If the bacteria become active and move to the lungs, a person with untreated TB typically spreads it to 10 or 15 other people each year.
It is possible to treat most strains of drug-resistant TB with more advanced drugs, but it requires taking the drugs for many months, even years, and demands that patients be closely supervised and monitored, even isolated in some cases.

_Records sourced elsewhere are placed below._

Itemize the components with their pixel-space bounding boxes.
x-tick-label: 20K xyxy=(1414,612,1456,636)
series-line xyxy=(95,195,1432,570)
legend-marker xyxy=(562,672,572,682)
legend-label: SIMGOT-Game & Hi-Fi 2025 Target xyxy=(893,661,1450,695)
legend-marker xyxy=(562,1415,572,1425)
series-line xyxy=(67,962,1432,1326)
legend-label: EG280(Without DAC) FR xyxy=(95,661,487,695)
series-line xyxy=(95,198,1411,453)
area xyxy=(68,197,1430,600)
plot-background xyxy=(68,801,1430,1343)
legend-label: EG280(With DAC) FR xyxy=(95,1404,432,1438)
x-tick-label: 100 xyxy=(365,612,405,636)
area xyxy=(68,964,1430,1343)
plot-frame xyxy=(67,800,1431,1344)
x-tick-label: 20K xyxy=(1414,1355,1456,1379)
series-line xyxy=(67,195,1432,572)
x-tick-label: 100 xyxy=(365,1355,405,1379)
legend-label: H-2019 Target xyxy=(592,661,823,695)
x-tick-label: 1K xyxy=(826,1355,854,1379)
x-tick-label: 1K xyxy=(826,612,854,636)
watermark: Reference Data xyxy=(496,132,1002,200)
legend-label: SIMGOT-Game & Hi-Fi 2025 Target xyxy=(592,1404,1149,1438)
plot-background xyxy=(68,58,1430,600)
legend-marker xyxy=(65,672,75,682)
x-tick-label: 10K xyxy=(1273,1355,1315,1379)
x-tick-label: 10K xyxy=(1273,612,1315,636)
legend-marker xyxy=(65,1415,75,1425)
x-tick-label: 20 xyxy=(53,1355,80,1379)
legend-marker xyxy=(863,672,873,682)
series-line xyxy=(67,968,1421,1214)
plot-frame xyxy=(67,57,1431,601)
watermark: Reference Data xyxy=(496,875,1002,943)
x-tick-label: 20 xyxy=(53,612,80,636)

Treating resistant TB becomes even more complicated if patients have suppressed immune systems.
While the cure rate is 90 percent for nonresistant strains of TB, it drops to 50 percent in multidrug resistant strains.
Although the federal Centers for Disease Control and Prevention figures that about 1 percent of the TB cases in this country are multidrug resistant, and the WHO study found that incidence was declining slightly in the U.S., Americans are hardly out of harm's way.
Here in the U.S.
More than 73 percent of the multidrug cases reported in the U.S. each year occur in people who were foreign born, so if the rate of drug resistance is on the rise globally, the trend is likely to follow in this country.
Scientists have recently reported an even more extensive drug-resistant TB strain, which has been found among people also infected with HIV in South Africa.
Even in the United States, people with the most extremely resistant strains are 64 percent more likely to die than patients who had a multidrug resistant strain, the CDC says.
"Our study findings emphasize the importance of implementing sound tuberculosis control activities to prevent further creation of drug-resistant tuberculosis," Raviglione said. "Otherwise, extensive resistant-strain TB is bound to keep emerging as a fatal variant, especially in areas with high incidence of HIV."